Luigi Saitta
Un libro di Stefano Pontecorvo

Addio a Kabul

È la “cronaca di una missione impossibile” quella raccontata dall'ambasciatore italiano, rappresentante Nato per l’Afghanistan, impegnato sul campo nei drammatici momenti del fallimento occidentale nel Paese nuovamente in mano ai talebani. Una utile analisi storica, politica, economica e sociale

I fragori delle bombe russe e gli eccidi perpetrati dai soldati di Putin sul suolo dell’Ucraina hanno posto in secondo piano quanto accaduto di recente in Afghanistan, con l’uscita americana e la fine della missione Nato in questo Paese. Eventi, questi, che forse hanno fatto da trampolino di lancio per l’azione militare russa contro l’Ucraina, come rileva Stefano Pontecorvo ne L’ultimo aereo da Kabul – Cronaca di una missione impossibile (Piemme Editore, 310 pagine, 18,50 euro). Di questo si occuperanno in futuro gli storici in maniera più organica e approfondita, ma per comprendere il fallimento americano (e della Nato) in Afghanistan, grande due volte l’Italia, il libro di Pontecorvo costituisce una tappa fondamentale in un processo di difficile analisi storica, politica, economica, sociale.

L’autore, ambasciatore con una lunga esperienza in Pakistan nonché consigliere diplomatico di tre ministri della difesa italiani, è stato Nato Senior Civilian Representative per l’Afghanistan, e in tale veste ha seguito direttamente le vicende afghane, coordinando l’evacuazione di 124 mila persone prima di lasciare lui stesso il Paese. Il suo libro, che si legge tutto d’un fiato, come un thriller di cui però già si conosce l’epilogo, ripercorre con dovizia di dati, di date, di episodi, i drammi privati e collettivi che si consumano all’interno di un mondo quanto mai difficile da vivere. In questo Pontecorvo, pur non essendo uno storico di professione, analizza, radiografa, vaglia le complesse vicende di un Paese prigioniero di etnie e religioni diverse, di odi, rancori e gelosie tribali: tutti elementi ancorati a tradizioni ataviche difficili da sradicare. Un Paese che l’Occidente non ha mai compreso (o voluto comprendere) sino in fondo.
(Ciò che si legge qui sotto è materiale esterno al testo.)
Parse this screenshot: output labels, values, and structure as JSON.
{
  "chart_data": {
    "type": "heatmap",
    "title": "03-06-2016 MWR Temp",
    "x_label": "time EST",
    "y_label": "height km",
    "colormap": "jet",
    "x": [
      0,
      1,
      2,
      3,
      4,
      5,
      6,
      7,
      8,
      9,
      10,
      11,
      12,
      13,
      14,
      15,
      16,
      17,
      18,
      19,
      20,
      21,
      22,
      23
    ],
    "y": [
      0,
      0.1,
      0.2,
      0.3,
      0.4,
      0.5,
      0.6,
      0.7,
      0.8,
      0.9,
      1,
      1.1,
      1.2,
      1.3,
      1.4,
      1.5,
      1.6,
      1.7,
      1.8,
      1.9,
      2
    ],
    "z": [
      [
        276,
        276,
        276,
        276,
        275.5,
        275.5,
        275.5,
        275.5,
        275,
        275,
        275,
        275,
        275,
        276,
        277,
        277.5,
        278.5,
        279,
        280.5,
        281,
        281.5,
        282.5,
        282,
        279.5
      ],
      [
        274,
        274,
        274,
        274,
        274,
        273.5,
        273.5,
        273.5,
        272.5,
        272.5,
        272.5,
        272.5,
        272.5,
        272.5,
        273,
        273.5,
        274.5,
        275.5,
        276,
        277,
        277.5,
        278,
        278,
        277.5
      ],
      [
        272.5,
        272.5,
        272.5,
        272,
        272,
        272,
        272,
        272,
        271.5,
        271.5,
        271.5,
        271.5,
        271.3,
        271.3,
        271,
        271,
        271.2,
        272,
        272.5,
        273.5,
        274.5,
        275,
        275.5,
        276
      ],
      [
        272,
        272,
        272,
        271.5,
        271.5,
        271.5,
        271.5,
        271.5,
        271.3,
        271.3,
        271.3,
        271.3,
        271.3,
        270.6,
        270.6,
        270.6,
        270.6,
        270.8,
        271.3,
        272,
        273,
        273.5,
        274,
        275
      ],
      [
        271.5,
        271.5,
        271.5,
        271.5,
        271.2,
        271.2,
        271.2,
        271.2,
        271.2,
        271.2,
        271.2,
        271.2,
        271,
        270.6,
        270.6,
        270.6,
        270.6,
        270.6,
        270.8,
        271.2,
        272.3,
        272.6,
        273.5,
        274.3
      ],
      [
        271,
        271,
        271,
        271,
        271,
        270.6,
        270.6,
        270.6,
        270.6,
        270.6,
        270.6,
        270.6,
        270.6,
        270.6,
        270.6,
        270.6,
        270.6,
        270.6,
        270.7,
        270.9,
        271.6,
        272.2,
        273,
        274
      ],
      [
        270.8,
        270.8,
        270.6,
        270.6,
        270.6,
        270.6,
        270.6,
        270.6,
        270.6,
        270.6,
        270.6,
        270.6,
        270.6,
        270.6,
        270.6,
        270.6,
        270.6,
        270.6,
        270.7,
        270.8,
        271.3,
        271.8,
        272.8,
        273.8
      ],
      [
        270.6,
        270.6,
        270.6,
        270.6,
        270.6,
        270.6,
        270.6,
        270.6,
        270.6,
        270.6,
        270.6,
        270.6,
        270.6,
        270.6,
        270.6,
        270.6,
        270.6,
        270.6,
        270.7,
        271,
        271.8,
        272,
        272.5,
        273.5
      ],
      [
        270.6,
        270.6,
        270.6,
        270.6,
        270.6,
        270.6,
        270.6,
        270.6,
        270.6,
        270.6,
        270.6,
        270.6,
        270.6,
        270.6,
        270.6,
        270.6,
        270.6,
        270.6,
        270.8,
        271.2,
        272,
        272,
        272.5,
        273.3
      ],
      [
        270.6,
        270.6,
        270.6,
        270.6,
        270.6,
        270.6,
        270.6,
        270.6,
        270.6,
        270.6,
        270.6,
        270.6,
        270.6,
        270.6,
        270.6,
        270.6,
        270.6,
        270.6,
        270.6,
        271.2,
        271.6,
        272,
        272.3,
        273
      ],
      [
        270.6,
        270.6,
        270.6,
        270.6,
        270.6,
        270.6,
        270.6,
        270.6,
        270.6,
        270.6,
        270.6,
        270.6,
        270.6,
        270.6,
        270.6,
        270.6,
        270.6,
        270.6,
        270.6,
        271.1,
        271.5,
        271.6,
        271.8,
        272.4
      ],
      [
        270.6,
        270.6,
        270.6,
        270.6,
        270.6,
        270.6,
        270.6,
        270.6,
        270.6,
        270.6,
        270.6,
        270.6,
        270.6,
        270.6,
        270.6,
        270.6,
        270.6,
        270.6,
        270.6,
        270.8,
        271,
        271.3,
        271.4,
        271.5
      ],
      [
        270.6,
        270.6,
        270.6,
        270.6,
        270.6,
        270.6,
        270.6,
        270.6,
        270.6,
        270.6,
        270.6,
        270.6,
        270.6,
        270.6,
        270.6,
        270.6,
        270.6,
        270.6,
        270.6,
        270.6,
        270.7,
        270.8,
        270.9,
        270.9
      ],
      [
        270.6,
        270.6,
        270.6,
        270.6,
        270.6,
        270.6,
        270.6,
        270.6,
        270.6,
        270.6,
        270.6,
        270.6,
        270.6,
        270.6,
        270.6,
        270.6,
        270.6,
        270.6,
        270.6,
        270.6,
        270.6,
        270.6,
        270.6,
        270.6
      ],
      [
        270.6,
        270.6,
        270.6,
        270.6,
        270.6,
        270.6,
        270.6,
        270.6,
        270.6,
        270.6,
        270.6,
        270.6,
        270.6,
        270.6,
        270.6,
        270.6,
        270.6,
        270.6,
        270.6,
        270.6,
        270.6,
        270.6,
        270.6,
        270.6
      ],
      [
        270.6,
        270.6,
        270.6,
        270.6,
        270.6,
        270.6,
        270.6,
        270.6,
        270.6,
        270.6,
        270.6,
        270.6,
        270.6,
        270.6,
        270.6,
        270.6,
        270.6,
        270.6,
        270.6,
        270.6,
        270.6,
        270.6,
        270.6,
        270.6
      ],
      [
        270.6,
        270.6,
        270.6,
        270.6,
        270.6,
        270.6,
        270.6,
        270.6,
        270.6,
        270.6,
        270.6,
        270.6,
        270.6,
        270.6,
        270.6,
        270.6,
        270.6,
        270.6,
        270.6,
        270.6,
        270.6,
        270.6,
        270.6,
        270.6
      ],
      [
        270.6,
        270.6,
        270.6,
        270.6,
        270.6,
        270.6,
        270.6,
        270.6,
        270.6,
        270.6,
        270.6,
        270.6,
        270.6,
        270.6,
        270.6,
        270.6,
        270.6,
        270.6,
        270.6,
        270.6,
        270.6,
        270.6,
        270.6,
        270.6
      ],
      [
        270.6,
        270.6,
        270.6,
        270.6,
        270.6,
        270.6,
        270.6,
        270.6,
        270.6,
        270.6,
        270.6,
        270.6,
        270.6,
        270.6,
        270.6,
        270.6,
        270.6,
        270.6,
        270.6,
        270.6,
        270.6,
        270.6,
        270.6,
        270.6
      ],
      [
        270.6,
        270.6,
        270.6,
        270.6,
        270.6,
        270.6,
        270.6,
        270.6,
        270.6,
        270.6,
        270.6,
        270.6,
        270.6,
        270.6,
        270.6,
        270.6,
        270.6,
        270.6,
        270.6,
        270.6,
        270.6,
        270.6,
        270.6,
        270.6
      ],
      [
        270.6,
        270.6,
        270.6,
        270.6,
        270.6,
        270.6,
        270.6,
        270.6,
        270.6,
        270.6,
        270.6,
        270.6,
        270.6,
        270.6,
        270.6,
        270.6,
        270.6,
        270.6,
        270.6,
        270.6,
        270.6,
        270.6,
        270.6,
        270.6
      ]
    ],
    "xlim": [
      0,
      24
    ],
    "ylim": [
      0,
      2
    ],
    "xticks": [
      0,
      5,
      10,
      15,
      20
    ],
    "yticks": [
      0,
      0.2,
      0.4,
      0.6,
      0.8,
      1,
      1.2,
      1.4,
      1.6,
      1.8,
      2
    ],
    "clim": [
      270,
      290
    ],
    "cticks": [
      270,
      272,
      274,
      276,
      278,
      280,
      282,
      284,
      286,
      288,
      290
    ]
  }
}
E l’autore non risparmia le sue critiche alle operazioni politiche e militari effettuate in Afghanistan, a suo giudizio con superficialità, pressappochismo e mancanza di lungimiranza da parte occidentale. Molto interessanti, al riguardo, i passaggi riguardanti i colloqui della Nato (nella persona di Pontecorvo) con i talebani, ricchi di particolari inediti, che proiettano una luce diversa sui drammi presenti e futuri del travagliato Paese. Davvero angoscianti, infine, le pagine degli ultimi giorni di Kabul. Nella loro tragica drammaticità colpiscono l’immaginazione del lettore, hanno una cadenza quasi cinematografica, con la cruda descrizione della fiumana di persone in fuga dalla capitale. Pagine che destano sgomento e indignazione.

Un libro, quello di Pontecorvo, che tutti dovrebbero leggere, soprattutto quei professionisti dell’informazione che, inviati in Paesi “caldi” come l’Irak o l’Afghanistan, dopo un paio di settimane, mostrano di aver capito tutto, sfornando il più delle volte cronache o, peggio, libri di dubbia attendibilità. E ben al di là di ogni intento nazionalistico o retorico, il libro di Stefano Pontecorvo evidenzia la professionalità, la preparazione, la serietà di una classe diplomatica italiana (e l’autore ne è un valido esponente) di cui il nostro Paese può dirsi fiero.